If you change an attribute in a an object or the order of items. You will have to delete that row and insert the updated list again.
How do i effect the change in the DB for this individual item?
I hope I get you right. The SQL update and delete statements allow you to add a WHERE clause in which you chose the ID of the row to update.
e.g.
UPDATE JAVA_OBJECTS SET OBJ_NAME ="new name" WHERE ID = 2
EDIT:
To prevent problems with your Ids you could wrap you object
class Wrapper {
int dbId;
Object obj;
}
And add them instead of the 'naked' object into your LinkedList
You can use AUTO_INCREMENT attribute for your table and then use the mysql_insert_id() function to retrieve the id assigned to the row added/updated by the last INSERT/UPDATE statement. Along with this maintain a map (eg a HashMap) from the java object to the Id. Using this map you can keep track of which row to delete/update.
Edit: See the answer to this question as well.
I think the real problem here is, that you mix and match different levels of abstraction. By storing serialized Java objects into a relational database as BLOBs you have to consider several drawbacks:
You loose interoperability. Applications written in other languages than Java are not able to read the data back. Even other Java applications have to have the class files of the serialized classes in their classpath.
Changing the class definitions of the stored classes will end up in maintenance nightmares.
You give up the advantages of a relational database. Serialization hides the actual data from the database. So the database is presented only with a black box. You are unable to execute any meaningfull query against the real data. All what you have is the ID and block of bytes.
You have to implement low level data handling by yourself. Actually the database is made to handle your data effectively, but because of serialization you hinder it doing its job. So you are on your own and you are running into that problem right now.
So in most cases you benifit from separation of concerns and using the right tool for a job.
Here are some suggestions:
Separate the internal data handling inside your application from persistent storage.
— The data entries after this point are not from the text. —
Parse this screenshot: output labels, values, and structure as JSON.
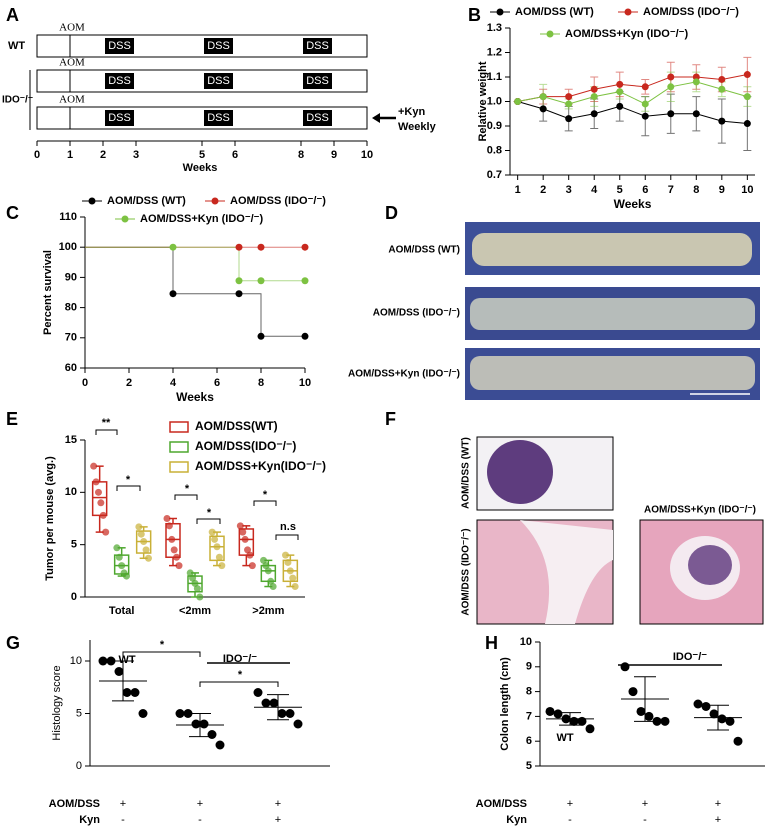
{
  "panel_labels": [
    "A",
    "B",
    "C",
    "D",
    "E",
    "F",
    "G",
    "H"
  ],
  "schedule": {
    "row_labels": [
      "WT",
      "IDO⁻/⁻"
    ],
    "aom_label": "AOM",
    "dss_label": "DSS",
    "aom_week": 1,
    "dss_periods": [
      [
        2,
        3
      ],
      [
        5,
        6
      ],
      [
        8,
        9
      ]
    ],
    "xticks": [
      0,
      1,
      2,
      3,
      5,
      6,
      8,
      9,
      10
    ],
    "xlabel": "Weeks",
    "kyn_label": [
      "+Kyn",
      "Weekly"
    ]
  },
  "photos": {
    "labels": [
      "AOM/DSS (WT)",
      "AOM/DSS (IDO⁻/⁻)",
      "AOM/DSS+Kyn (IDO⁻/⁻)"
    ]
  },
  "histology": {
    "labels": [
      "AOM/DSS (WT)",
      "AOM/DSS (IDO⁻/⁻)",
      "AOM/DSS+Kyn (IDO⁻/⁻)"
    ]
  },
  "chart_data": [
    {
      "type": "line",
      "xlabel": "Weeks",
      "ylabel": "Relative weight",
      "x": [
        1,
        2,
        3,
        4,
        5,
        6,
        7,
        8,
        9,
        10
      ],
      "xlim": [
        0.7,
        10.3
      ],
      "xticks": [
        1,
        2,
        3,
        4,
        5,
        6,
        7,
        8,
        9,
        10
      ],
      "ylim": [
        0.7,
        1.3
      ],
      "yticks": [
        0.7,
        0.8,
        0.9,
        {
          "value": 1,
          "label": "1.0"
        },
        1.1,
        1.2,
        1.3
      ],
      "series": [
        {
          "name": "AOM/DSS (WT)",
          "color": "#000000",
          "values": [
            1.0,
            0.97,
            0.93,
            0.95,
            0.98,
            0.94,
            0.95,
            0.95,
            0.92,
            0.91
          ],
          "errors": [
            0,
            0.05,
            0.05,
            0.06,
            0.06,
            0.08,
            0.08,
            0.07,
            0.09,
            0.11
          ]
        },
        {
          "name": "AOM/DSS (IDO⁻/⁻)",
          "color": "#c8281e",
          "values": [
            1.0,
            1.02,
            1.02,
            1.05,
            1.07,
            1.06,
            1.1,
            1.1,
            1.09,
            1.11
          ],
          "errors": [
            0,
            0.03,
            0.03,
            0.05,
            0.05,
            0.03,
            0.06,
            0.05,
            0.05,
            0.07
          ]
        },
        {
          "name": "AOM/DSS+Kyn (IDO⁻/⁻)",
          "color": "#7dc242",
          "values": [
            1.0,
            1.02,
            0.99,
            1.02,
            1.04,
            0.99,
            1.06,
            1.08,
            1.05,
            1.02
          ],
          "errors": [
            0,
            0.05,
            0.02,
            0.04,
            0.03,
            0.03,
            0.06,
            0.04,
            0.03,
            0.04
          ]
        }
      ]
    },
    {
      "type": "step",
      "xlabel": "Weeks",
      "ylabel": "Percent survival",
      "xlim": [
        0,
        10
      ],
      "xticks": [
        0,
        2,
        4,
        6,
        8,
        10
      ],
      "ylim": [
        60,
        110
      ],
      "yticks": [
        60,
        70,
        80,
        90,
        100,
        110
      ],
      "series": [
        {
          "name": "AOM/DSS (WT)",
          "color": "#000000",
          "x": [
            0,
            4,
            7,
            8,
            10
          ],
          "values": [
            100,
            84.6,
            84.6,
            70.5,
            70.5
          ]
        },
        {
          "name": "AOM/DSS (IDO⁻/⁻)",
          "color": "#c8281e",
          "x": [
            0,
            7,
            8,
            10
          ],
          "values": [
            100,
            100,
            100,
            100
          ]
        },
        {
          "name": "AOM/DSS+Kyn (IDO⁻/⁻)",
          "color": "#7dc242",
          "x": [
            0,
            4,
            7,
            8,
            10
          ],
          "values": [
            100,
            100,
            88.9,
            88.9,
            88.9
          ]
        }
      ]
    },
    {
      "type": "box",
      "ylabel": "Tumor per mouse (avg.)",
      "categories": [
        "Total",
        "<2mm",
        ">2mm"
      ],
      "ylim": [
        0,
        15
      ],
      "yticks": [
        0,
        5,
        10,
        15
      ],
      "annotations": [
        "**",
        "*",
        "*",
        "*",
        "*",
        "n.s"
      ],
      "series": [
        {
          "name": "AOM/DSS(WT)",
          "color": "#c8281e",
          "boxes": [
            {
              "min": 6.2,
              "q1": 7.8,
              "median": 9.5,
              "q3": 11,
              "max": 12.5,
              "points": [
                12.5,
                11,
                10,
                9,
                7.8,
                6.2
              ]
            },
            {
              "min": 3,
              "q1": 3.8,
              "median": 5.5,
              "q3": 7,
              "max": 7.5,
              "points": [
                7.5,
                6.8,
                5.5,
                4.5,
                3.8,
                3
              ]
            },
            {
              "min": 3,
              "q1": 4,
              "median": 5.5,
              "q3": 6.5,
              "max": 6.8,
              "points": [
                6.8,
                6.2,
                5.5,
                4.5,
                4,
                3
              ]
            }
          ]
        },
        {
          "name": "AOM/DSS(IDO⁻/⁻)",
          "color": "#4ea72e",
          "boxes": [
            {
              "min": 2,
              "q1": 2.2,
              "median": 3,
              "q3": 4,
              "max": 4.7,
              "points": [
                4.7,
                3.8,
                3,
                2.3,
                2
              ]
            },
            {
              "min": 0,
              "q1": 0.5,
              "median": 1.3,
              "q3": 2,
              "max": 2.3,
              "points": [
                2.3,
                1.8,
                1.3,
                0.8,
                0
              ]
            },
            {
              "min": 1,
              "q1": 1.5,
              "median": 2.5,
              "q3": 3,
              "max": 3.5,
              "points": [
                3.5,
                3,
                2.5,
                1.5,
                1
              ]
            }
          ]
        },
        {
          "name": "AOM/DSS+Kyn(IDO⁻/⁻)",
          "color": "#c9b037",
          "boxes": [
            {
              "min": 3.7,
              "q1": 4.2,
              "median": 5.3,
              "q3": 6.3,
              "max": 6.7,
              "points": [
                6.7,
                6,
                5.3,
                4.5,
                3.7
              ]
            },
            {
              "min": 3,
              "q1": 3.5,
              "median": 4.8,
              "q3": 5.8,
              "max": 6.2,
              "points": [
                6.2,
                5.5,
                4.8,
                3.8,
                3
              ]
            },
            {
              "min": 1,
              "q1": 1.5,
              "median": 2.5,
              "q3": 3.5,
              "max": 4,
              "points": [
                4,
                3.3,
                2.5,
                1.8,
                1
              ]
            }
          ]
        }
      ]
    },
    {
      "type": "dot",
      "ylabel": "Histology score",
      "ylim": [
        0,
        12
      ],
      "yticks": [
        0,
        5,
        10
      ],
      "annotations": [
        "WT",
        "IDO⁻/⁻",
        "*",
        "*"
      ],
      "conditions": [
        {
          "name": "AOM/DSS",
          "values": [
            "+",
            "+",
            "+"
          ]
        },
        {
          "name": "Kyn",
          "values": [
            "-",
            "-",
            "+"
          ]
        }
      ],
      "series": [
        {
          "values": [
            10,
            10,
            9,
            7,
            7,
            5
          ],
          "mean": 8.1,
          "sd": 1.9
        },
        {
          "values": [
            5,
            5,
            4,
            4,
            3,
            2
          ],
          "mean": 3.9,
          "sd": 1.1
        },
        {
          "values": [
            7,
            6,
            6,
            5,
            5,
            4
          ],
          "mean": 5.6,
          "sd": 1.2
        }
      ]
    },
    {
      "type": "dot",
      "ylabel": "Colon length (cm)",
      "ylim": [
        5,
        10
      ],
      "yticks": [
        5,
        6,
        7,
        8,
        9,
        10
      ],
      "annotations": [
        "WT",
        "IDO⁻/⁻"
      ],
      "conditions": [
        {
          "name": "AOM/DSS",
          "values": [
            "+",
            "+",
            "+"
          ]
        },
        {
          "name": "Kyn",
          "values": [
            "-",
            "-",
            "+"
          ]
        }
      ],
      "series": [
        {
          "values": [
            7.2,
            7.1,
            6.9,
            6.8,
            6.8,
            6.5
          ],
          "mean": 6.9,
          "sd": 0.25
        },
        {
          "values": [
            9,
            8,
            7.2,
            7,
            6.8,
            6.8
          ],
          "mean": 7.7,
          "sd": 0.9
        },
        {
          "values": [
            7.5,
            7.4,
            7.1,
            6.9,
            6.8,
            6
          ],
          "mean": 6.95,
          "sd": 0.5
        }
      ]
    }
  ]
}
Design your database schema in a way to enable the built-in database features to handle the data efficently. In case of a relational database like MySQL you can choose from different technologies like plain JDBC, object relational mappers like JPA or simple mappers like MyBatis. Separation here means to avoid to contaminate the database with implementation specific concerns.
If you have for example in your Java application a List of Person instances and each Person consists of a name and an age. Then you would represent that list in a relational database as a table consisting of a VARCHAR field for the name and a numeric field for the age and maybe a third field for a unique key. Then the database is able to do what it can do best: managing large amounts of data.
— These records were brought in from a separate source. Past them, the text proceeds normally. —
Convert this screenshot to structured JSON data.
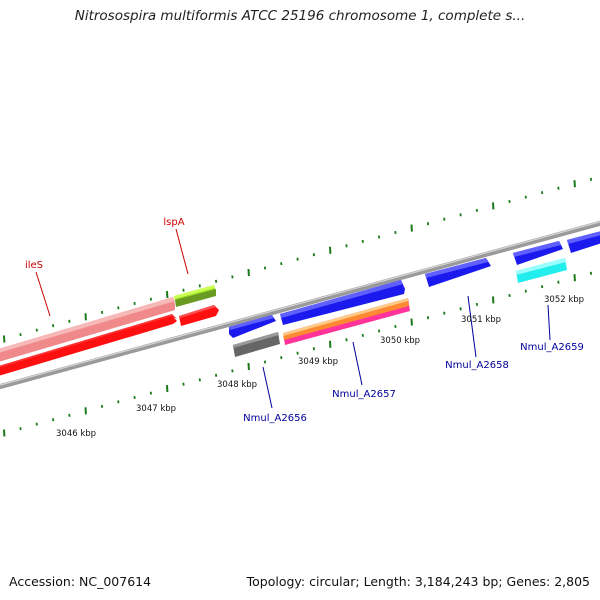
{
  "title": "Nitrosospira multiformis ATCC 25196 chromosome 1, complete s...",
  "footer": {
    "accession": "Accession: NC_007614",
    "topology": "Topology: circular; Length: 3,184,243 bp; Genes: 2,805"
  },
  "colors": {
    "backbone": "#8a8a8a",
    "ticks": "#1a7a1a",
    "label_red": "#cc0000",
    "label_blue": "#00009b"
  },
  "kbp_labels": [
    {
      "text": "3046 kbp"
    },
    {
      "text": "3047 kbp"
    },
    {
      "text": "3048 kbp"
    },
    {
      "text": "3049 kbp"
    },
    {
      "text": "3050 kbp"
    },
    {
      "text": "3051 kbp"
    },
    {
      "text": "3052 kbp"
    }
  ],
  "gene_labels": [
    {
      "text": "ileS",
      "color": "red"
    },
    {
      "text": "lspA",
      "color": "red"
    },
    {
      "text": "Nmul_A2656",
      "color": "blue"
    },
    {
      "text": "Nmul_A2657",
      "color": "blue"
    },
    {
      "text": "Nmul_A2658",
      "color": "blue"
    },
    {
      "text": "Nmul_A2659",
      "color": "blue"
    }
  ],
  "features": [
    {
      "name": "ileS-cds",
      "color": "#ff1010"
    },
    {
      "name": "ileS-gene",
      "color": "#f08a8a"
    },
    {
      "name": "lspA-cds",
      "color": "#ff1010"
    },
    {
      "name": "lspA-gene",
      "color": "#99dd22"
    },
    {
      "name": "Nmul_A2656-cds",
      "color": "#1a1aee"
    },
    {
      "name": "Nmul_A2656-gene",
      "color": "#666666"
    },
    {
      "name": "Nmul_A2657-cds",
      "color": "#1a1aee"
    },
    {
      "name": "Nmul_A2657-gene",
      "color": "#ff8833"
    },
    {
      "name": "Nmul_A2658-cds",
      "color": "#1a1aee"
    },
    {
      "name": "Nmul_A2659-cds",
      "color": "#1a1aee"
    },
    {
      "name": "Nmul_A2659-gene",
      "color": "#22eeee"
    },
    {
      "name": "next-gene",
      "color": "#1a1aee"
    }
  ]
}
Inside your application you typically separate the persistent layer from the rest of your program containing the code to communicate with the database.
In some use cases a relational database may not be the appropiate tool. Maybe in a single user desktop application with a small set of data it may be the best to simply serialize your Person list into a plain file and read it back at the next start up.
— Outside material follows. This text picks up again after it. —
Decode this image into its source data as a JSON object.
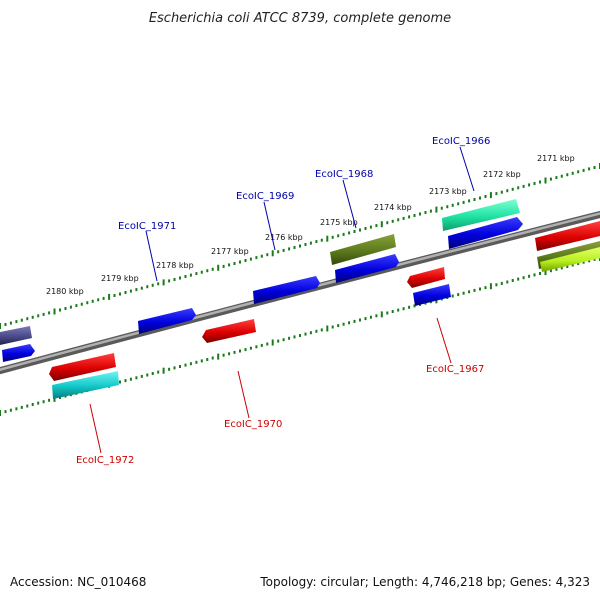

But there exists other alternatives to persist your data. Maybe some kind of object oriented database is the right tool. In particular I have experiences with Fast Objects. As a simplification it is serialization on steroids. There is no need for a layer like JPA or JDBC between your application and your database. You are able to store the class instances directly into the database. But unlike the relational database with its BLOB field, the OODB knows your classes and the actual data and can benefit from that.
Another alternative may be JDBM or Berkeley DB.
So separation of concerns and choosing the right persistence strategy (and using it the right way) is a key concern for the success of your project. But doing it right is hard even for experienced developers.